Mind the ’credibility’ gap

Colby Cosh finds out what subsets, modelling assumptions and ’non-probability samples’ have to do with polling these days
(J Pat Carter/AP Photo)

Over the weekend, the estimable David Akin was talking U.S. politics with Ipsos’s Darrell Bricker on Twitter when he noticed an unfamiliar verbal oddity in a Reuters report on the polling firm’s recent survey of early voters.

Obama leads Romney 54 per cent to 39 per cent among voters who already have cast ballots, according to Reuters/Ipsos polling data compiled in recent weeks. The sample size of early voters is 960 people, with a credibility interval of plus or minus 3.5 percentage points.

Huh, what’s this “credibility interval” business? Sounds like a different name for the good old margin of error! But why would we need a different name for that? This question, it turns out, is the pop-top on a can of worms.

The polling business has a problem: when most households had a single land-line telephone, it was relatively easy to sample the population cheaply and well—to estimate quantities like voter intentions in a clean, mathematically uncomplicated way, as one might draw different-coloured balls from a single urn to estimate the amounts of each colour amongst the balls on the inside. That happy state of affairs has, of course, been reduced to chaos by the cell phone.

The cell phone, increasingly, does not just divide the population into two hypothetical urns—which is basically how pollsters originally went about solving the problem. Its overall effect (including the demise of the telephone directory) has affected the math of polling in several ways, all of them constantly intensifying; declining response rates to public surveys (“Get lost, pal, you’re eating up my minutes”) are the most obvious example. Put simply, individual members of the public are no longer necessarily accessible for polite questioning by means of a single randomizable number that everybody pretty much has one of. The problem of sampling from the urn has thus become infinitely more complicated.
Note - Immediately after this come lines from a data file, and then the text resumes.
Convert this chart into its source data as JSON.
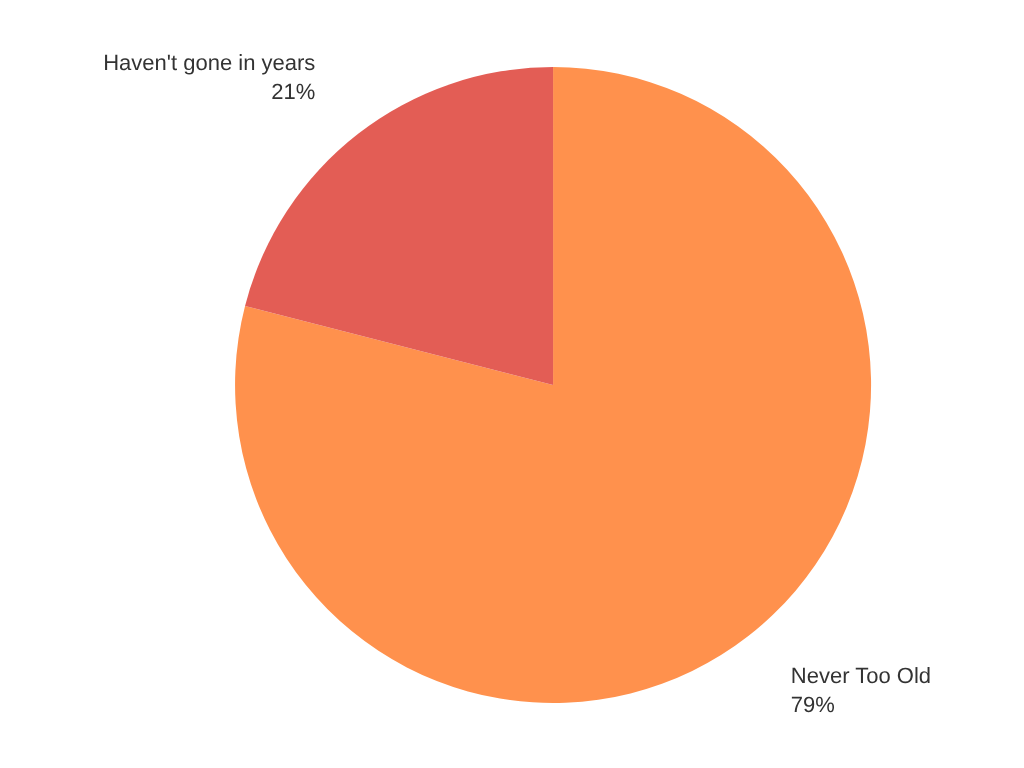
{
  "chart_data": {
    "type": "pie",
    "categories": [
      "Never Too Old",
      "Haven't gone in years"
    ],
    "values": [
      79,
      21
    ],
    "value_labels": [
      "79%",
      "21%"
    ],
    "colors": [
      "#ff914d",
      "#e35d55"
    ]
  }
}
Pollsters can no longer assume that the balls are more or less evenly distributed inside the urn, and it is getting harder and harder to reach into the urn and rummage around.

So how are they handling this obstacle? Their job, at least when it comes to pre-election polling, is becoming a lot less like drawing balls from an urn and more like flying an aircraft in zero-visibility conditions. The boffins are becoming increasingly reliant on “non-probability samples” like internet panel groups, which give only narrow pictures of biased subsets of the overall population. The good news is that they can take many such pictures and use modern computational techniques to combine them and make pretty decent population inferences. “Obama is at 90 per cent with black voters in Shelbyville; 54 per cent among auto workers; 48 per cent among California epileptics; 62 per cent with people whose surnames start with the letter Z…” Pile up enough subsets of this sort, combined with knowledge of their relative sizes and other characteristics, and you can build models which let you guess at the characteristics of the entire electorate (or, if you’re doing market research, the consumerate).

As a matter of truth in advertising, however, pollsters have concluded that they shouldn’t report the uncertainty of these guesses by using the traditional term “margin of error.” There is an extra layer of inference involved in the new techniques: they offer what one might call a “margin of error, given that the modelling assumptions are correct.” And there’s a philosophical problem, too. The new techniques are founded on what is called a “Bayesian” basis, meaning that sample data must be combined explicitly with a prior state of knowledge to derive both estimates of particular quantities and the uncertainty surrounding them.

A classical pre-election voter survey would neither require nor benefit from ordinary knowledge of the likely range of President Obama’s vote share: such surveys start only with the purely mathematical specification that the share must definitely be somewhere between 0 per cent and 100 per cent. A Bayesian approach might start by specifying that in the real world Obama, for no other reason than that he is a major-party candidate, is overwhelmingly likely to land somewhere between 35 per cent and 65 per cent. And this range would be tightened up gradually, using Bayes’ Law, as new survey information came in.

This is probably the best way, in principle, to make intelligent election forecasts. But you can see the issues with it. Bayesianism explicitly invites some subjectivity into the art of the pollster. (Whose “priors” do we use, and why?) And in making the step from estimating the current disposition of the populace to making positive election forecasts, one has to have a method of letting the influence of old information gradually attenuate as it gets less relevant. Even nifty Bayesian techniques, by themselves, don’t solve that problem.

Pollsters are trying very hard to appear as transparent and up-front about their methods as they were in the landline era. When it comes to communicating with journalists, who are by and large a gang of rampaging innumerates, I don’t really see much hope for this; polling firms may not want their methods to be some sort of mysterious “black box,” but the nuances of Bayesian multilevel modelling, even to fairly intense stat hobbyists, might as well be buried in about a mile of cognitive concrete. Our best hope is likely to be the advent of meta-analysts like (he said through tightly gritted teeth) Nate Silver, who are watching and evaluating polling agencies according to their past performance. That is, pretty much exactly as if they were “black boxes.” In the meantime, you will want to be on the lookout for that phrase “credibility interval.”  As the American Association for Public Opinion Research says, it is, in effect, a “[news] consumer beware” reminder.